Most arborists would agree: tree rigging is a complicated business.
Up until recently rigging lines available in New Zealand were almost all low-stretch, double braid polyesters, either Samson Stable Braid and Yale Double Esterlon or 12-strand Samson TenexTEC and Yale Yalex.
A generation of kiwi arborists have been trained on the low-stretch, loading properties of these ropes.
Now both Samson and Yale have introduced stronger, lighter polyester sheath, nylon core double braids capable of higher dynamic loads (Samson Nystron and Yale Polydyne).
The logic behind these new ropes is both economical and practical.
Nylon is a relatively inexpensive component. This helps to make the nylon core rigging line cheaper to manufacture per meter than all-polyester equivalents.
And the high elongation properties of nylon, when sheathed in abrasion resistant polyester, helps reduce peak loading. In theory, increased elongation puts less stress on the rope, the rigging hardware and the tree in a rigging configuration.
But the increased elongation of Samson Nystron and Yale Polydyne (up to 4 times that of polyester double braids) also reduces the amount of control you have over the peak-load positioning of the rigged timber - see image below.

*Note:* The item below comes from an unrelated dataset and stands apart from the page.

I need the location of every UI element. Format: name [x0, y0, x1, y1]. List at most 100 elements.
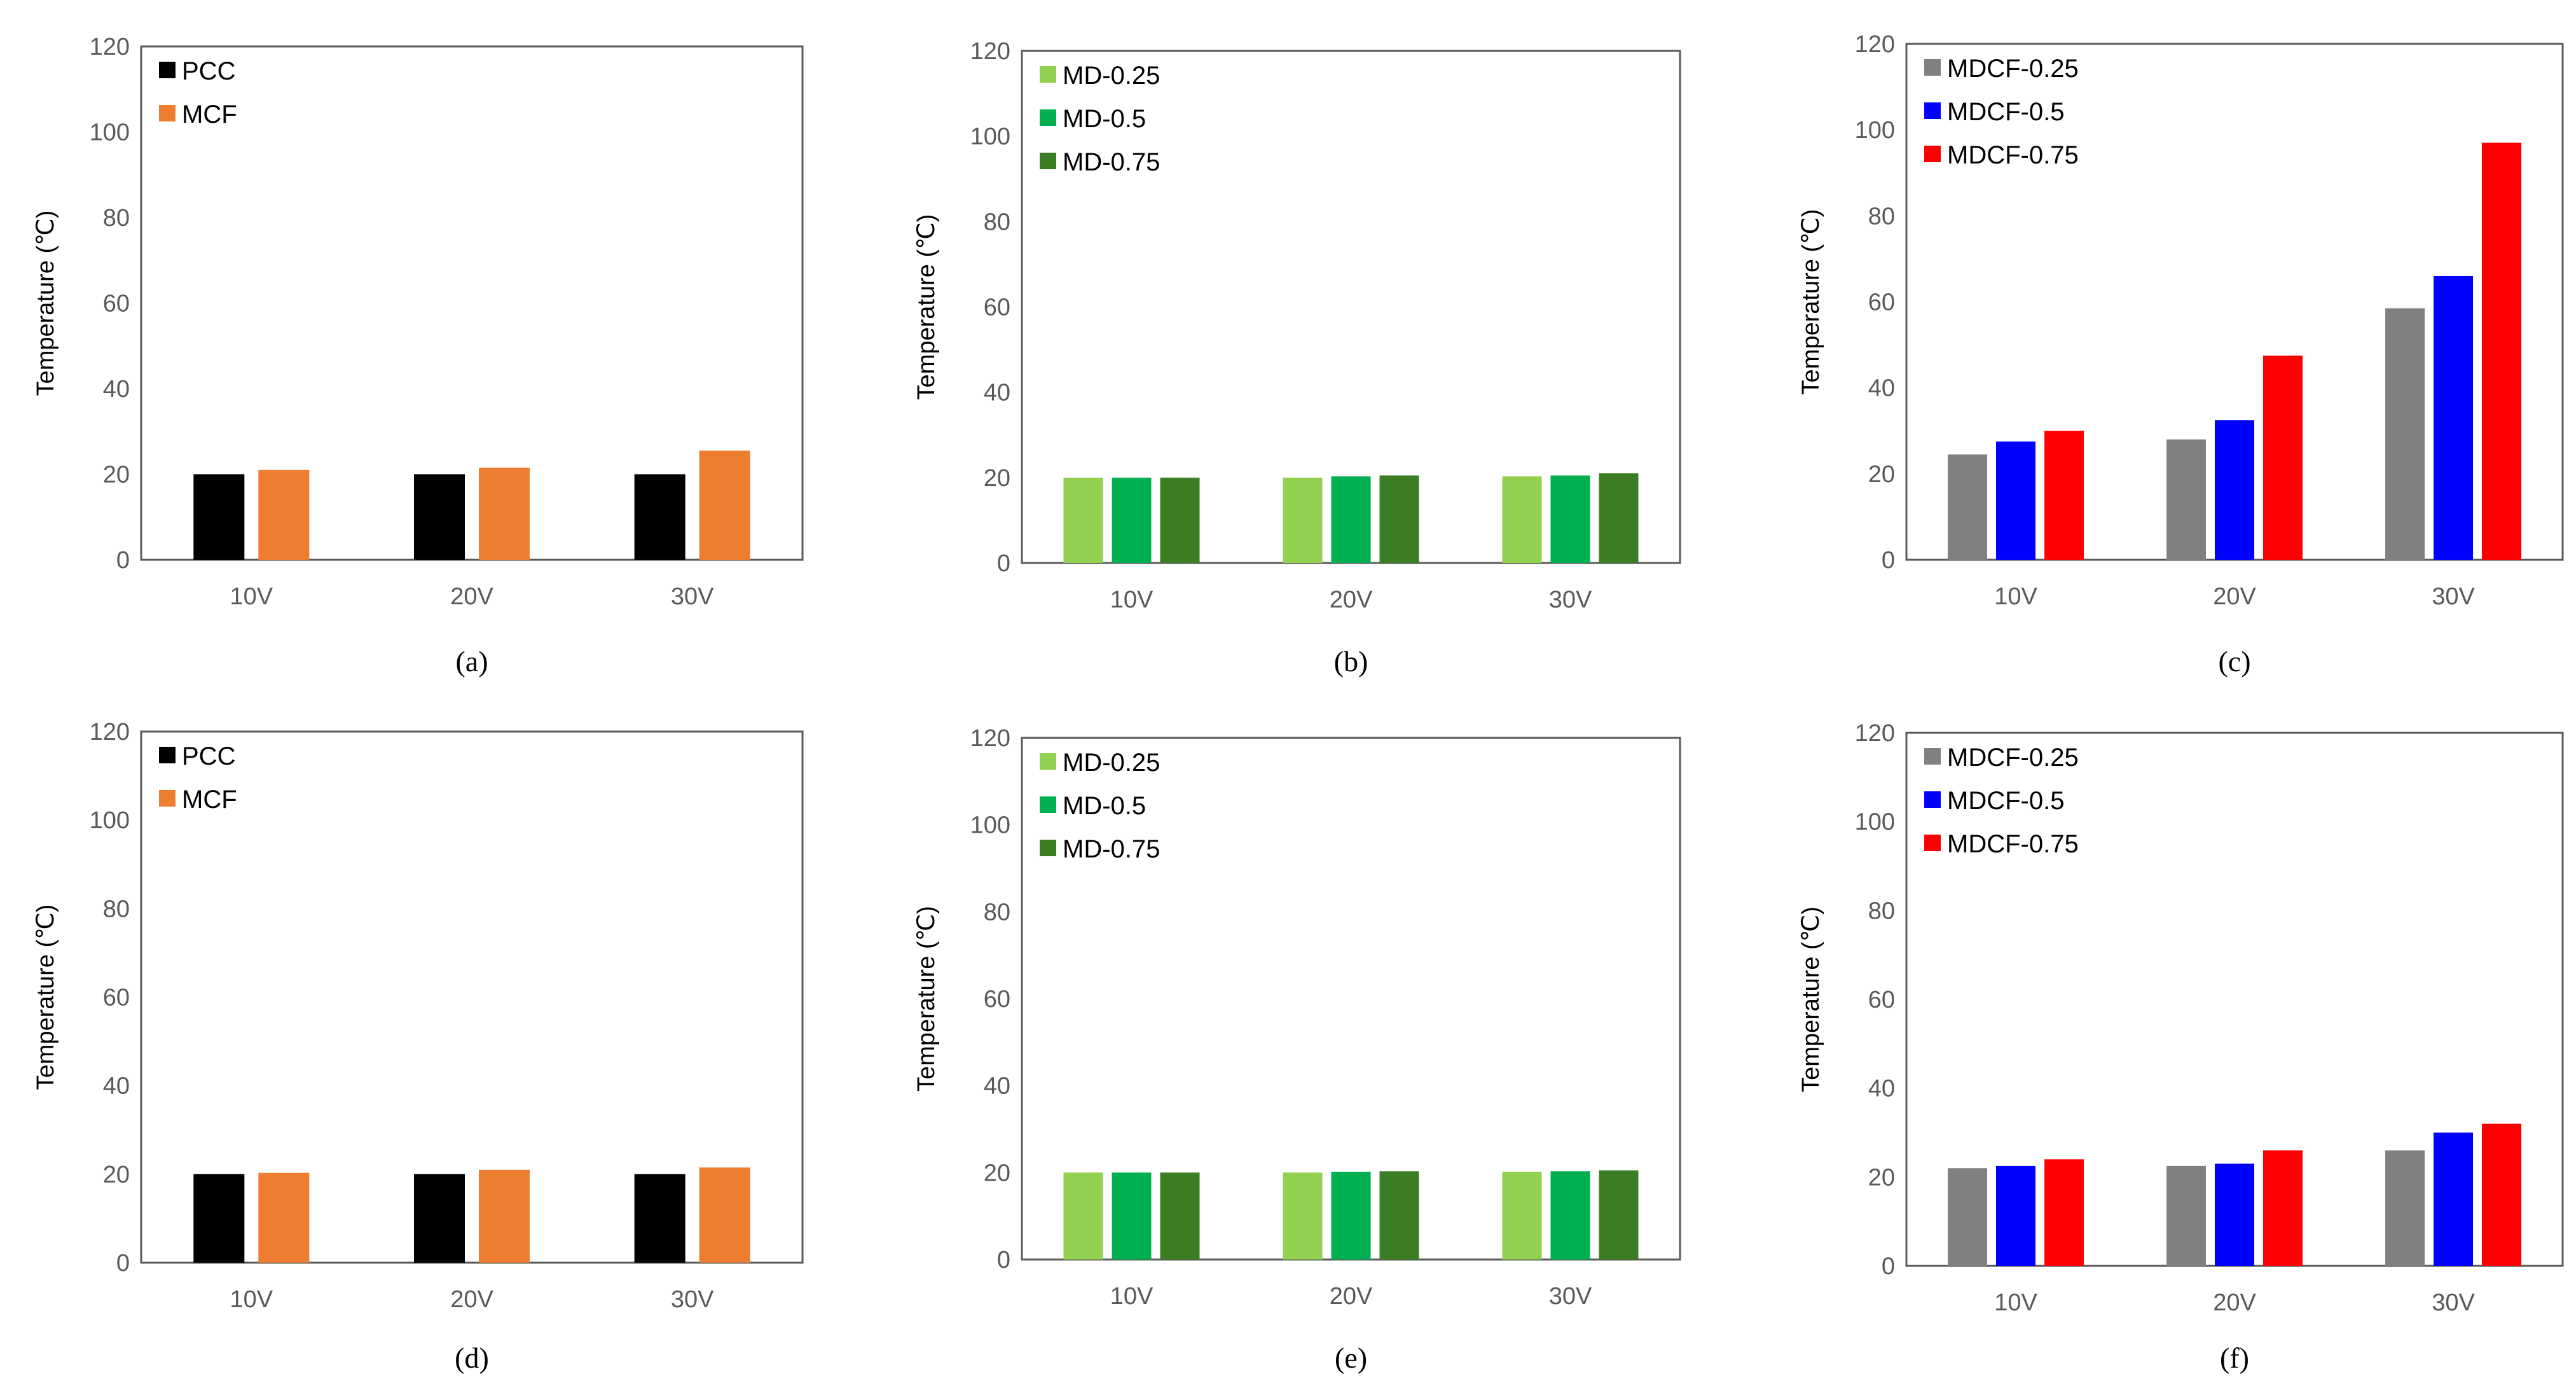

Accurately calculating the distance of elongation or travel relative to the weight of the load would test any mathematician. As an example, the fact that rope stretch adds distance to the fall was not even factored into arborist rigging software like Rigging 1.0.
Consequently, nylon core rigging lines should ideally only be used when you are rigging in open spaces, where there is little chance of hitting a valuable object (or person).
In some ways having a limited range of rigging lines available was a far simpler proposition.
With a well trained, experienced groundie one (or two) rigging lines would suffice. Now, you may end up with multiple rigging lines designed for very specific rigging applications - they work perfectly for their designed purpose but are unsuitable as general, utility rigging lines.
Let's hope there are no knowledge 'gaps' in tree rigging education!